WikiLeaks, a whistleblower public information forum founded by Australian Julian Assange, claimed that it had exposed information from every country with a U.S. diplomatic presence.

During prior releases, WikiLeaks had practiced diligence in maintaining the privacy of individuals mentioned by name in the U.S. cables. The whistleblower site denied that it had deliberately unredacted the information before publishing.

According to Chester Wisniewski, Sophos senior security advisor, the WikiLeaks site suffered a data breach when Assange shared a passphrase with an external source required to decrypt a batch of cables taken by former colleague Daniel Domscheit-Berg.
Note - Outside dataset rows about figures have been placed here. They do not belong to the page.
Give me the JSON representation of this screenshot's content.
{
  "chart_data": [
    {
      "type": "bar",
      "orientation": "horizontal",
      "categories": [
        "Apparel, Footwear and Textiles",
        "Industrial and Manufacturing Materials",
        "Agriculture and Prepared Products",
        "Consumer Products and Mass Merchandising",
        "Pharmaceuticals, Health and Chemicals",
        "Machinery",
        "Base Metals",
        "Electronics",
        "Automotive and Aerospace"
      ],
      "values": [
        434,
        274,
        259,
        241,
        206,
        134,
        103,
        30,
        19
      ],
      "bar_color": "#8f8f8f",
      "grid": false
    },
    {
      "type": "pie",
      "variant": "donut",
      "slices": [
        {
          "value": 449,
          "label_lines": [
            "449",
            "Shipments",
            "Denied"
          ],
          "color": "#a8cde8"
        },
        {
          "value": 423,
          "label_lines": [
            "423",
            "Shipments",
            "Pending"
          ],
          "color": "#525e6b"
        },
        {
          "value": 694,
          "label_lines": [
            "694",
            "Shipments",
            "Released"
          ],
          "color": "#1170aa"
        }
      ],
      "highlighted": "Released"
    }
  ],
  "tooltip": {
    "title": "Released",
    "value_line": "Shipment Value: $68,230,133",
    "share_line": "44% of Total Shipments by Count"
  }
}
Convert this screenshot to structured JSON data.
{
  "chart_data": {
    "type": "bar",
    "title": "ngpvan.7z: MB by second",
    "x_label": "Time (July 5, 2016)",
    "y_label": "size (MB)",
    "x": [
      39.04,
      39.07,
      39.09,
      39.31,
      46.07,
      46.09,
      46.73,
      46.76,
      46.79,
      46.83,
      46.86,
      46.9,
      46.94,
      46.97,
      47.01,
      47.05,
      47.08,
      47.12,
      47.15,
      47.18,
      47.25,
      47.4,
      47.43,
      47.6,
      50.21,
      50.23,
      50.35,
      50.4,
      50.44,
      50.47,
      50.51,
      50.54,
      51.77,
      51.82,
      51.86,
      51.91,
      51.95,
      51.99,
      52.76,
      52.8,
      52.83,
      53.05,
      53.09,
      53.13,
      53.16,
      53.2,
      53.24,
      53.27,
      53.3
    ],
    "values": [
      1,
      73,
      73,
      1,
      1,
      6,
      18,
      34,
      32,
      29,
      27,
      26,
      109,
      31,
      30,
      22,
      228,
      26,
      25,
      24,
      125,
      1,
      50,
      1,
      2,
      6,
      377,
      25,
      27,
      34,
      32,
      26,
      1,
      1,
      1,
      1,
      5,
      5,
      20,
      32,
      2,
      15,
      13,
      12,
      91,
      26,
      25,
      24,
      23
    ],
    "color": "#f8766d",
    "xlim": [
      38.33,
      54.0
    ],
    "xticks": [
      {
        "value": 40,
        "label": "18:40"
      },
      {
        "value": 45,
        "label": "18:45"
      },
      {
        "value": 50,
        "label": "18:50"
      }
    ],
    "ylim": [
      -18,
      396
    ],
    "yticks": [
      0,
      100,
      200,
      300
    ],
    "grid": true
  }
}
Domscheit-Berg returned the cables last November, after which WikiLeaks supporters subsequently made the contents available in a public archive. However, WikiLeaks supporters failed to notice that the archive contained a hidden directory with the encrypted file holding the cables, and unintentionally made the file public, according to Wisniewski.

The external source to whom Assange had given the encryption key then publicly disclosed it this spring.

“The result? The uncensored cables are now publicly downloadable and could blow the cover of American informants around the world,” Wisniewski said in a blog post.

Consequently, many feared that the unredacted information contained in the latest release could compromise national security by exposing the names of U.S. informants all over the world, while putting U.S. diplomats in harm’s way, according to The New York Times.